It was the 1973 founding tour of 7:84 Scotland, though - the legendary Highland tour of John McGrath’s The Cheviot, The Stag And The Black, Black Oil - that transformed David MacLennan’s life, as it transformed the lives of so many connected with the show. MacLennan was already immersed in the radical politics of his generation, and had already been working with his brother-in-law and sister on the 7:84 project in England. But McGrath’s great ceilidh play - with its daily topical updates, its determination to bring theatre to audiences in their own communities, and its radical critique of patterns of land ownership and exploitation in the Highlands over two centuries - brought together many of the formative influences in MacLennan’s life, and made radical theatre his vocation.

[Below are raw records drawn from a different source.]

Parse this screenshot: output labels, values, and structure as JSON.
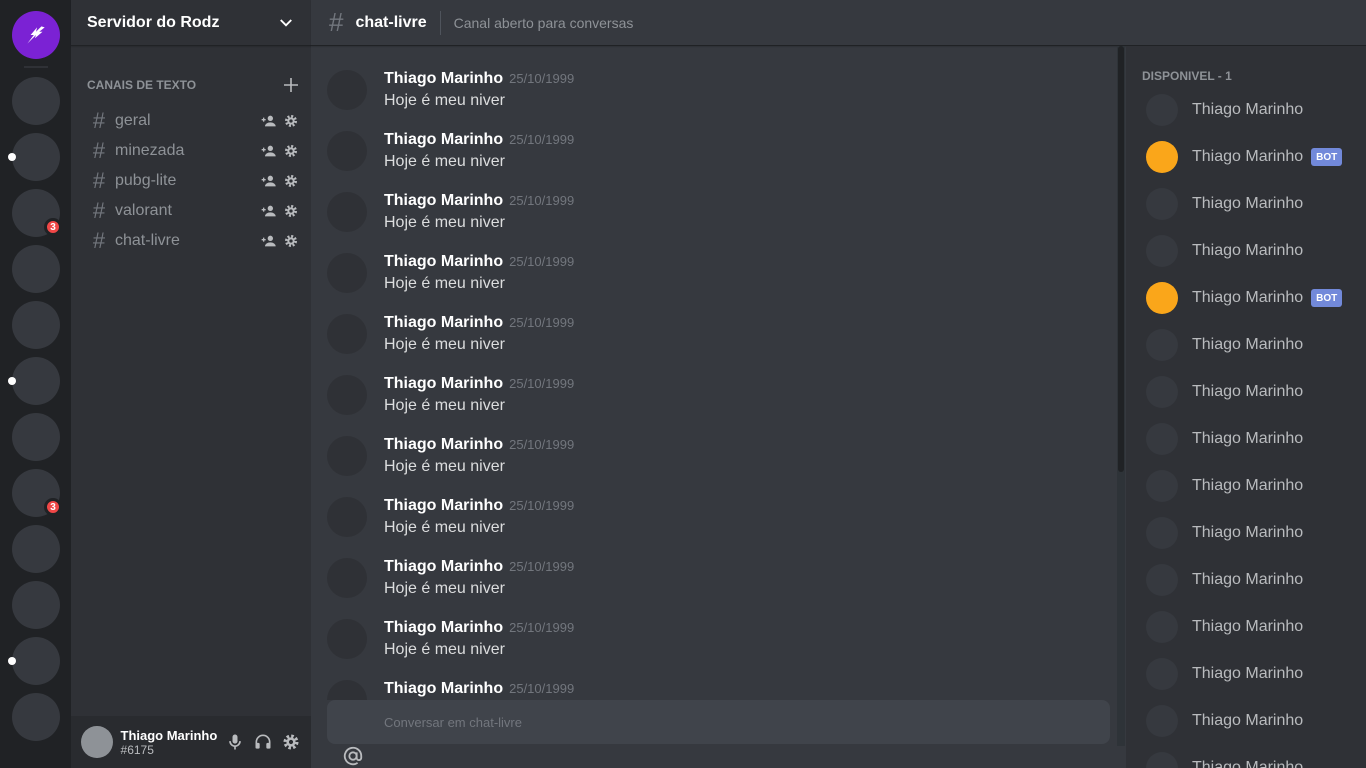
{
  "servers": {
    "home_icon": "falcon-logo-icon",
    "items": [
      {
        "pill": false,
        "badge": ""
      },
      {
        "pill": true,
        "badge": ""
      },
      {
        "pill": false,
        "badge": "3"
      },
      {
        "pill": false,
        "badge": ""
      },
      {
        "pill": false,
        "badge": ""
      },
      {
        "pill": true,
        "badge": ""
      },
      {
        "pill": false,
        "badge": ""
      },
      {
        "pill": false,
        "badge": "3"
      },
      {
        "pill": false,
        "badge": ""
      },
      {
        "pill": false,
        "badge": ""
      },
      {
        "pill": true,
        "badge": ""
      },
      {
        "pill": false,
        "badge": ""
      }
    ]
  },
  "guild": {
    "name": "Servidor do Rodz",
    "category": "CANAIS DE TEXTO",
    "add_icon": "plus-icon",
    "channels": [
      {
        "name": "geral"
      },
      {
        "name": "minezada"
      },
      {
        "name": "pubg-lite"
      },
      {
        "name": "valorant"
      },
      {
        "name": "chat-livre"
      }
    ]
  },
  "user": {
    "name": "Thiago Marinho",
    "tag": "#6175"
  },
  "chat": {
    "channel": "chat-livre",
    "topic": "Canal aberto para conversas",
    "input_placeholder": "Conversar em chat-livre",
    "messages": [
      {
        "author": "Thiago Marinho",
        "date": "25/10/1999",
        "text": "Hoje é meu niver"
      },
      {
        "author": "Thiago Marinho",
        "date": "25/10/1999",
        "text": "Hoje é meu niver"
      },
      {
        "author": "Thiago Marinho",
        "date": "25/10/1999",
        "text": "Hoje é meu niver"
      },
      {
        "author": "Thiago Marinho",
        "date": "25/10/1999",
        "text": "Hoje é meu niver"
      },
      {
        "author": "Thiago Marinho",
        "date": "25/10/1999",
        "text": "Hoje é meu niver"
      },
      {
        "author": "Thiago Marinho",
        "date": "25/10/1999",
        "text": "Hoje é meu niver"
      },
      {
        "author": "Thiago Marinho",
        "date": "25/10/1999",
        "text": "Hoje é meu niver"
      },
      {
        "author": "Thiago Marinho",
        "date": "25/10/1999",
        "text": "Hoje é meu niver"
      },
      {
        "author": "Thiago Marinho",
        "date": "25/10/1999",
        "text": "Hoje é meu niver"
      },
      {
        "author": "Thiago Marinho",
        "date": "25/10/1999",
        "text": "Hoje é meu niver"
      },
      {
        "author": "Thiago Marinho",
        "date": "25/10/1999",
        "text": ""
      }
    ]
  },
  "members": {
    "category": "DISPONIVEL - 1",
    "bot_label": "BOT",
    "list": [
      {
        "name": "Thiago Marinho",
        "bot": false
      },
      {
        "name": "Thiago Marinho",
        "bot": true
      },
      {
        "name": "Thiago Marinho",
        "bot": false
      },
      {
        "name": "Thiago Marinho",
        "bot": false
      },
      {
        "name": "Thiago Marinho",
        "bot": true
      },
      {
        "name": "Thiago Marinho",
        "bot": false
      },
      {
        "name": "Thiago Marinho",
        "bot": false
      },
      {
        "name": "Thiago Marinho",
        "bot": false
      },
      {
        "name": "Thiago Marinho",
        "bot": false
      },
      {
        "name": "Thiago Marinho",
        "bot": false
      },
      {
        "name": "Thiago Marinho",
        "bot": false
      },
      {
        "name": "Thiago Marinho",
        "bot": false
      },
      {
        "name": "Thiago Marinho",
        "bot": false
      },
      {
        "name": "Thiago Marinho",
        "bot": false
      },
      {
        "name": "Thiago Marinho",
        "bot": false
      }
    ]
  },
  "colors": {
    "brand": "#7b22d4",
    "bot_badge": "#7289da",
    "bot_avatar": "#faa61a",
    "mention_badge": "#f04747"
  }
}
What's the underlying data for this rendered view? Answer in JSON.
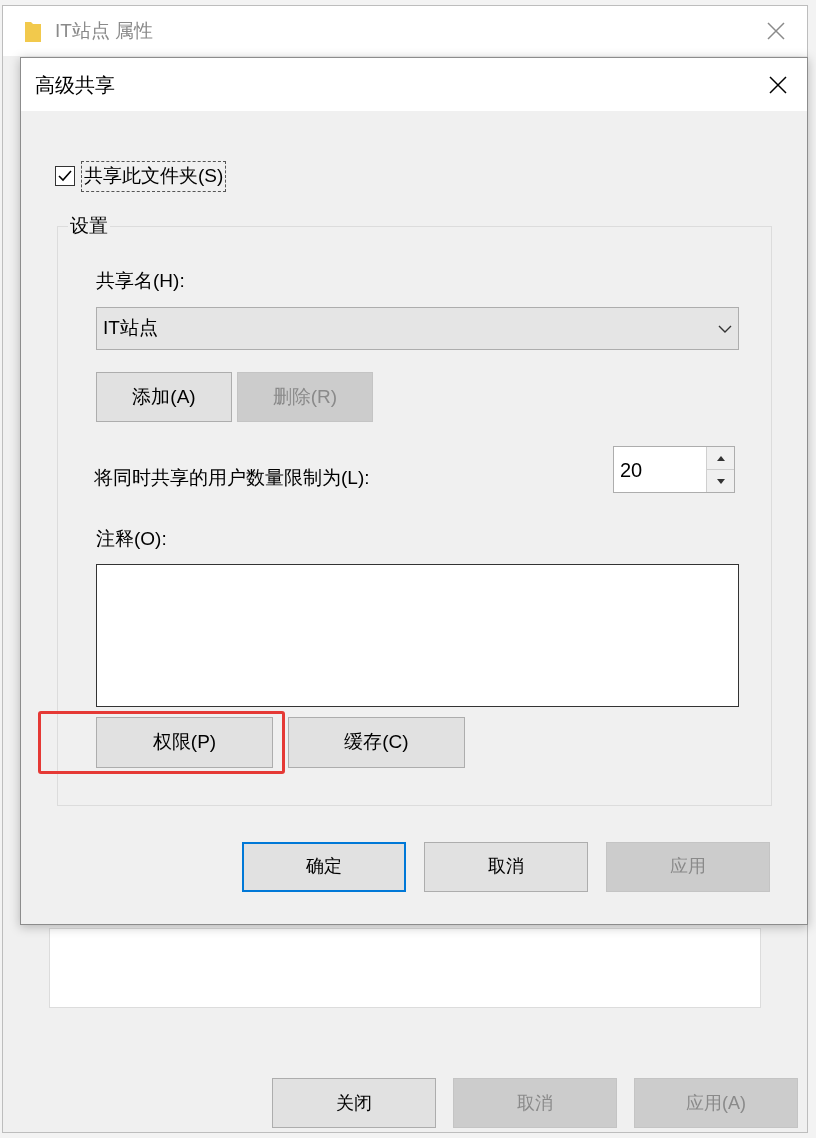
{
  "background_window": {
    "title": "IT站点 属性",
    "buttons": [
      {
        "label": "关闭",
        "disabled": false
      },
      {
        "label": "取消",
        "disabled": true
      },
      {
        "label": "应用(A)",
        "disabled": true
      }
    ]
  },
  "dialog": {
    "title": "高级共享",
    "share_checkbox": {
      "label": "共享此文件夹(S)",
      "checked": true
    },
    "settings": {
      "title": "设置",
      "share_name_label": "共享名(H):",
      "share_name_value": "IT站点",
      "name_buttons": [
        {
          "label": "添加(A)",
          "disabled": false
        },
        {
          "label": "删除(R)",
          "disabled": true
        }
      ],
      "limit_label": "将同时共享的用户数量限制为(L):",
      "limit_value": "20",
      "comment_label": "注释(O):",
      "action_buttons": [
        {
          "label": "权限(P)",
          "highlighted": true
        },
        {
          "label": "缓存(C)",
          "highlighted": false
        }
      ]
    },
    "buttons": [
      {
        "label": "确定",
        "default": true,
        "disabled": false
      },
      {
        "label": "取消",
        "default": false,
        "disabled": false
      },
      {
        "label": "应用",
        "default": false,
        "disabled": true
      }
    ]
  }
}
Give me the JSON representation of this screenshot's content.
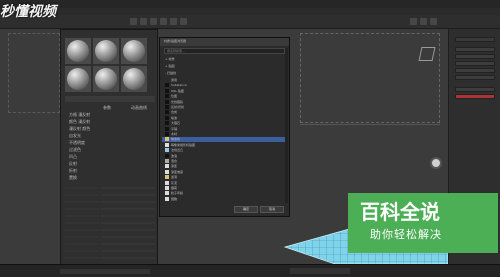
{
  "watermark": {
    "top_logo": "秒懂视频",
    "brand_title": "百科全说",
    "brand_subtitle": "助你轻松解决"
  },
  "colors": {
    "viewport_bg": "#3b3b3b",
    "panel_bg": "#2e2e2e",
    "selection": "#3b5f9e",
    "plane": "#7fd3ea",
    "watermark_green": "#4cae55"
  },
  "material_editor": {
    "slots": 6,
    "columns": [
      "参数",
      "动画曲线"
    ],
    "params": [
      {
        "label": "方格 漫反射",
        "value": "",
        "value2": ""
      },
      {
        "label": "颜色 漫反射",
        "value": "",
        "value2": ""
      },
      {
        "label": "漫反射 颜色",
        "value": "",
        "value2": ""
      },
      {
        "label": "自发光",
        "value": "",
        "value2": ""
      },
      {
        "label": "不透明度",
        "value": "",
        "value2": ""
      },
      {
        "label": "过滤色",
        "value": "",
        "value2": ""
      },
      {
        "label": "凹凸",
        "value": "",
        "value2": ""
      },
      {
        "label": "反射",
        "value": "",
        "value2": ""
      },
      {
        "label": "折射",
        "value": "",
        "value2": ""
      },
      {
        "label": "置换",
        "value": "",
        "value2": ""
      }
    ]
  },
  "dialog": {
    "title": "材质/贴图浏览器",
    "search_placeholder": "按名称搜索...",
    "sections": [
      "+ 材质",
      "+ 贴图",
      "- 扫描线"
    ],
    "items": [
      {
        "label": "通用",
        "swatch": "#2b2b2b"
      },
      {
        "label": "Substance",
        "swatch": "#111111"
      },
      {
        "label": "OSL 贴图",
        "swatch": "#111111"
      },
      {
        "label": "位图",
        "swatch": "#111111"
      },
      {
        "label": "光线跟踪",
        "swatch": "#111111"
      },
      {
        "label": "反射/折射",
        "swatch": "#111111"
      },
      {
        "label": "合成",
        "swatch": "#111111"
      },
      {
        "label": "噪波",
        "swatch": "#111111"
      },
      {
        "label": "大理石",
        "swatch": "#111111"
      },
      {
        "label": "平铺",
        "swatch": "#111111"
      },
      {
        "label": "木材",
        "swatch": "#111111"
      },
      {
        "label": "棋盘格",
        "swatch": "#d9c27a",
        "selected": true
      },
      {
        "label": "每像素摄影机贴图",
        "swatch": "#dddddd"
      },
      {
        "label": "法线凹凸",
        "swatch": "#9cc6e8"
      },
      {
        "label": "波浪",
        "swatch": "#111111"
      },
      {
        "label": "混合",
        "swatch": "#aaaaaa"
      },
      {
        "label": "渐变",
        "swatch": "#dddddd"
      },
      {
        "label": "渐变坡度",
        "swatch": "#dddddd"
      },
      {
        "label": "漩涡",
        "swatch": "#d9c27a"
      },
      {
        "label": "灰泥",
        "swatch": "#dddddd"
      },
      {
        "label": "烟雾",
        "swatch": "#dddddd"
      },
      {
        "label": "粒子年龄",
        "swatch": "#dddddd"
      },
      {
        "label": "细胞",
        "swatch": "#dddddd"
      }
    ],
    "ok_label": "确定",
    "cancel_label": "取消"
  }
}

For the next 25 years, he was involved as a writer, director, and producer with the work first of 7:84 Scotland, then of Wildcat Stage Productions, which he formed with David Anderson in 1978. Wildcat’s aim was to pursue the same radical agenda as 7:84 through shows that were essentially rock musicals; and the output of the company between 1978 and 1998 was prodigious, with MacLennan and Anderson often producing two or three rock operas a year, from The Steamie to Business In The Backyard, on subjects ranging from the threat of nuclear holocaust to the miner’s strike, loan sharks in Clydebank, and American foreign policy in Latin America. In the 1970’s and early 80’s, MacLennan was married to Ferelith Lean, one of the co-founders of Glasgow’s Mayfest, and he became a key figure in the reinvention of Scottish culture in the 1980’s. Then in 1988, after the end of his first marriage, he married the actress Juliet Cadzow; their son Shane was born in 1992.

By the end of the 1990’s, though, the funding climate had turned against Wildcat; its Scottish Arts Council grant was withdrawn in 1998, and MacLennan endured some difficult years of intermittent freelance work. In the autumn of 2004, though - in a completely unexpected and brilliant act of reinvention - he reached an agreement with Glasgow businessman Colin Beattie to start a lunchtime theatre project in the basement of Oran Mor, the old church on the corner of Byres Road and Great Western Road that Beattie was converting into a bar, restaurant and entertainment venue. And within 18 months, thank to its simple formula and MacLennan’s inimitable flair as a producer, A Play, A Pie And A Pint had become a key part of Scotland’s theatrical landscape, commissioning more than 35 new short plays a year from writers as eminent as Liz Lochhead and David Greig as well as from complete newcomers, attracting actors as well known as Robbie Coltrane, David Hayman and Bill Paterson, and - with the internationalism that came easily to MacLennan’s radical generation - forging links with theatres from Dublin to London, Barcelona, and China, in an international network that has seen the Play, Pie and Pint formula being imitated in cities from Moscow to Pittsburgh. When the new National Theatre of Scotland began operations in 2006, A Play A Pie And A Pint became one of its key partners, working with the NTS on international seasons of new work. Neil Murray of the NTS paid tribute to David as one of the company’s most important creative partners, and a constant inspiration.

Murray’s tribute, though, was only one of hundreds made as news of MacLennan’s death began to reach the generations of theatre artists with whom he worked, and to whom he offered his own special combination of well-honed theatrical wisdom and sharp editing skill, matched with infinite generosity, courtesy and kindness. In the last decade of his life, at A Play, A Pie And A Pint, MacLennan found the perfect role to match his skills, nurturing younger artists, encouraging a torrent of new work, and - as the actress and director Cora Bissett remembered in a tribute - “always welcoming the audience as it were into his own front room, with this mischief and sheer joy in just making theatre happen”; and that work, as it continues, will be the memorial David MacLennan would have wanted. He is survived by his wife Juliet and son Shane, by his brothers Robert and Kenneth, by his sister Elizabeth, and by his nieces and nephews, including the theatre producer Kate McGrath. David MacLennan, though, had a far wider family across Scottish theatre and beyond, who will be mourning his passing this weekend; but who, remembering his spirit, will work on, cherishing talent, creating the new.